I’m trying to use the TensorBoardProjectorCallback to visualize word embeddings for NLP and I’m struggling to figure out what to provide as the layer input to the callback. I’m using the text_classifier_learner() with the AWD_LSTM architecture shown below.

>>> learn_cls.model
SequentialRNN(
  (0): SentenceEncoder(
    (module): AWD_LSTM(
      (encoder): Embedding(1192, 400, padding_idx=1)
      (encoder_dp): EmbeddingDropout(
        (emb): Embedding(1192, 400, padding_idx=1)
      )
      (rnns): ModuleList(
        (0): WeightDropout(
          (module): LSTM(400, 1152, batch_first=True)
        )
        (1): WeightDropout(
          (module): LSTM(1152, 1152, batch_first=True)
        )
        (2): WeightDropout(
          (module): LSTM(1152, 400, batch_first=True)
        )
      )
      (input_dp): RNNDropout()
      (hidden_dps): ModuleList(
        (0): RNNDropout()
        (1): RNNDropout()
        (2): RNNDropout()
      )
    )
  )
  (1): PoolingLinearClassifier(
    (layers): Sequential(
      (0): LinBnDrop(
        (0): BatchNorm1d(1200, eps=1e-05, momentum=0.1, affine=True, track_running_stats=True)
        (1): Dropout(p=0.2, inplace=False)
        (2): Linear(in_features=1200, out_features=50, bias=False)
        (3): ReLU(inplace=True)
      )
      (1): LinBnDrop(
        (0): BatchNorm1d(50, eps=1e-05, momentum=0.1, affine=True, track_running_stats=True)
        (1): Dropout(p=0.1, inplace=False)
        (2): Linear(in_features=50, out_features=2, bias=False)
      )
    )
  )
)

Does anyone know how to call the appropriate layer for hook_output() - which is called by the _setup_projector() method in the TensorBoardBaseCallback parent class - to get the output of the Embedding layer?

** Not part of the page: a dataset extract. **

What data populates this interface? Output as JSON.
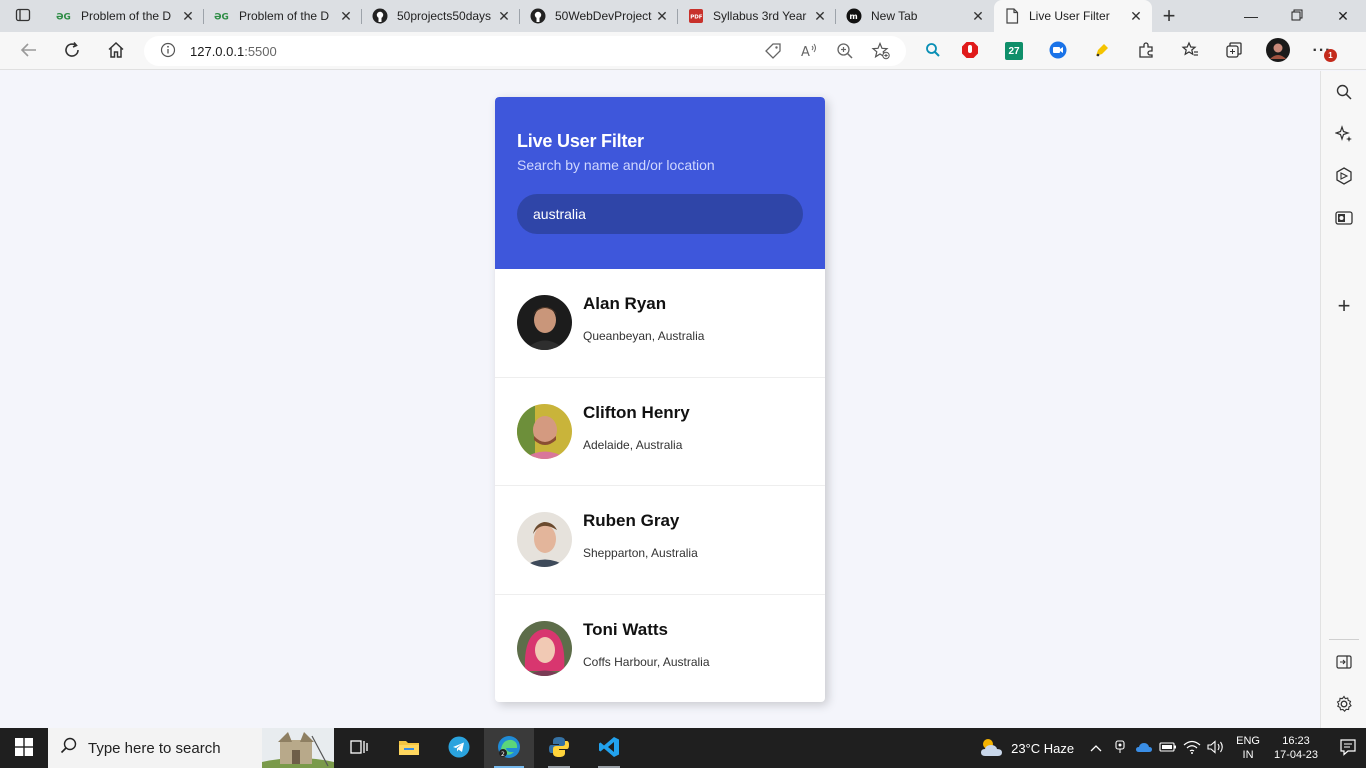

None of the following seem to work:

learn_cls.model[0]
learn_cls.model[0].module
learn_cls.model[0].module.encoder

florianl · October 2, 2020, 6:14am

Hi Walter,

I did a image similarly project recently and added the projector support to the callback. Unfortunately as of now it just works for images. But with the following code you can visualize the word embeddings in tensorboard projector - but it still needs improvement (images and metadata).

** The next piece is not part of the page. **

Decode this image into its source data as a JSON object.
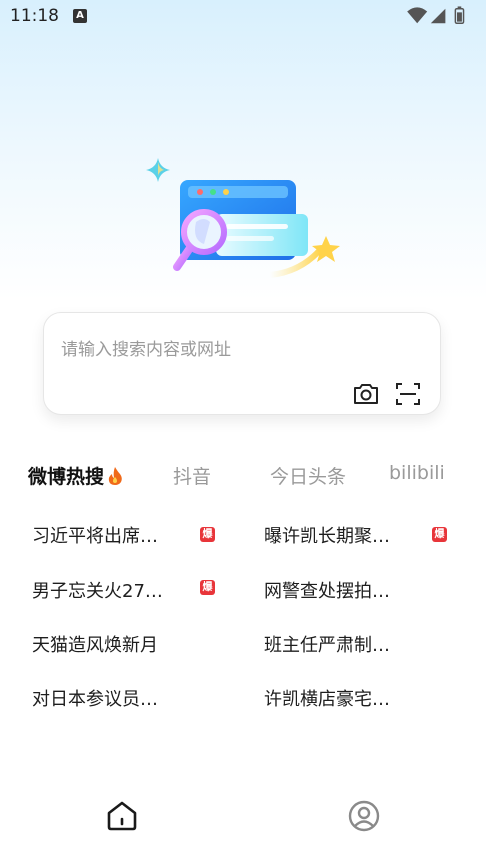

from fastai.text.all import *
from torch.utils.tensorboard import SummaryWriter

from torch.nn import functional as F

# found this in the fastai forum
def get_normalized_embeddings():
  return F.normalize(learn.model[0].encoder.weight)

def get_embeddings():
  return F.normalize(learn.model[0].encoder.weight)

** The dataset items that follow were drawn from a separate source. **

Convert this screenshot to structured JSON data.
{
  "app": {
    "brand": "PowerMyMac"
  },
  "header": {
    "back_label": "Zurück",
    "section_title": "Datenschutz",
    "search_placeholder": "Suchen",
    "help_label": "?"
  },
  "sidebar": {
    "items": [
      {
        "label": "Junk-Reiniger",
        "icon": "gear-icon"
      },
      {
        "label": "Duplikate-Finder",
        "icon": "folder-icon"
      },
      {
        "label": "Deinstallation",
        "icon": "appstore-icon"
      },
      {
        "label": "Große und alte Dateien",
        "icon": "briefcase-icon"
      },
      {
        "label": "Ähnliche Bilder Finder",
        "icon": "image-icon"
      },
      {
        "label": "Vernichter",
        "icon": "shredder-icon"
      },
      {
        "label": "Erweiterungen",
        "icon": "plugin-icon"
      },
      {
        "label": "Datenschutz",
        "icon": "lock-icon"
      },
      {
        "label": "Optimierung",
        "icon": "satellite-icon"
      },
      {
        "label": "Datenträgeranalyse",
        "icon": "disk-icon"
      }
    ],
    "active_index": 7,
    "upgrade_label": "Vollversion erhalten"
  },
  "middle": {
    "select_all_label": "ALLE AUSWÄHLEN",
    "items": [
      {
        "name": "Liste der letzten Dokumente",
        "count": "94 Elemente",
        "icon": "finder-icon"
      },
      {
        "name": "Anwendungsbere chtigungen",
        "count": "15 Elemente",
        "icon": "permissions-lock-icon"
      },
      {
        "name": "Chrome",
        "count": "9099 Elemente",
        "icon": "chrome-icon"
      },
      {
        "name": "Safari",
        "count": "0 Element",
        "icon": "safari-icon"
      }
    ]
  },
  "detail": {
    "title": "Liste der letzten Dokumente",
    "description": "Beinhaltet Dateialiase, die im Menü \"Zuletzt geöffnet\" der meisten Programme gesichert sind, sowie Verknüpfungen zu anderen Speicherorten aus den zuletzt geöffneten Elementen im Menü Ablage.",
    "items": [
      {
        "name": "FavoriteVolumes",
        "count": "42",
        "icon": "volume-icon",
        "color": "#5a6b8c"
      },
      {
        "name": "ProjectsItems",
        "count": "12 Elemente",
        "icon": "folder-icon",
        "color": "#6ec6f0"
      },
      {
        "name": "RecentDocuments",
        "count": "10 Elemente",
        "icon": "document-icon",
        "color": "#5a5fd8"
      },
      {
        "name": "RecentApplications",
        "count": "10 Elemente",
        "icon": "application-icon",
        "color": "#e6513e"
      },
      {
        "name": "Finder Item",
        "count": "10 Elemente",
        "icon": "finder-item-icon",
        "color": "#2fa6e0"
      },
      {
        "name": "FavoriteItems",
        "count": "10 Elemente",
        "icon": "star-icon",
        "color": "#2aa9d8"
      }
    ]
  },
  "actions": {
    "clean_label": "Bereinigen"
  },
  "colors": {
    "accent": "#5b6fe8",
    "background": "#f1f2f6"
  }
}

def most_similar(token, embs):
  idx = learn.dls.o2i[token]
  sims = (embs[idx] @ embs.t()).cpu().detach().numpy()

  print(f'Similar to: {token}')
  for sim_idx in np.argsort(sims)[::-1][1:11]:
    print(f'{learn.dls.vocab[sim_idx]:<30}{sims[sim_idx]:.02f}')


path = untar_data(URLs.IMDB)

get_imdb = partial(get_text_files, folders=['train', 'test', 'unsup'])

dls_lm = DataBlock(
    blocks=TextBlock.from_folder(path, is_lm=True),
    get_items=get_imdb, splitter=RandomSplitter(0.1)
).dataloaders(path, path=path, bs=128, seq_len=80)

learn = language_model_learner(
    dls_lm, AWD_LSTM, drop_mult=0.3, 
    metrics=[accuracy, Perplexity()]).to_fp16()

e = get_normalized_embeddings()

writer = SummaryWriter()

imgs = torch.rand(len(e),3,16,16)

vocab = learn.dls.vocab

for i,v in enumerate(vocab):
    vocab[i] = f'{v}_'

writer.add_embedding(e, metadata=vocab,label_img=imgs)

I’ll try to add support for AWD_LSTM to the callback too :).

neuradai · October 4, 2020, 4:32am

Thanks for the tips, @florianl. Your suggestions got me started on the right track.

Here’s the code for the streamlined solution I was able to hack together. It relies a little more on TensorFlow than the Pytorch Tensorboard integration due to some incompatibilities with the latest version of TensorFlow.

Note: The following code was successful in Google Colab. The solution may differ for locally hosted runtime environments.

%load_ext tensorboard
import os
import tensorflow as tf
from fastai.basics import *
from fastai.text import *
from tensorboard.plugins import projector

log_dir = '/content/runs'

if not os.path.exists(log_dir):
    os.makedirs(log_dir)

learn_cls = load_learner('full-text') # trained & exported text_classifier_learner() with AWD_LSTM arch

e = F.normalize(learn_cls.model[0].module.encoder.weight)
e = tf.Variable(e.detach().numpy())
vocab = learn_cls.dls.vocab[0]

with open(os.path.join(log_dir, 'metadata.tsv'), "w") as f:
    for i, word in enumerate(vocab):
        f.write(f'{word}\n')

checkpoint = tf.train.Checkpoint(embedding=e)
checkpoint.save(os.path.join(log_dir,'embedding.ckpt'))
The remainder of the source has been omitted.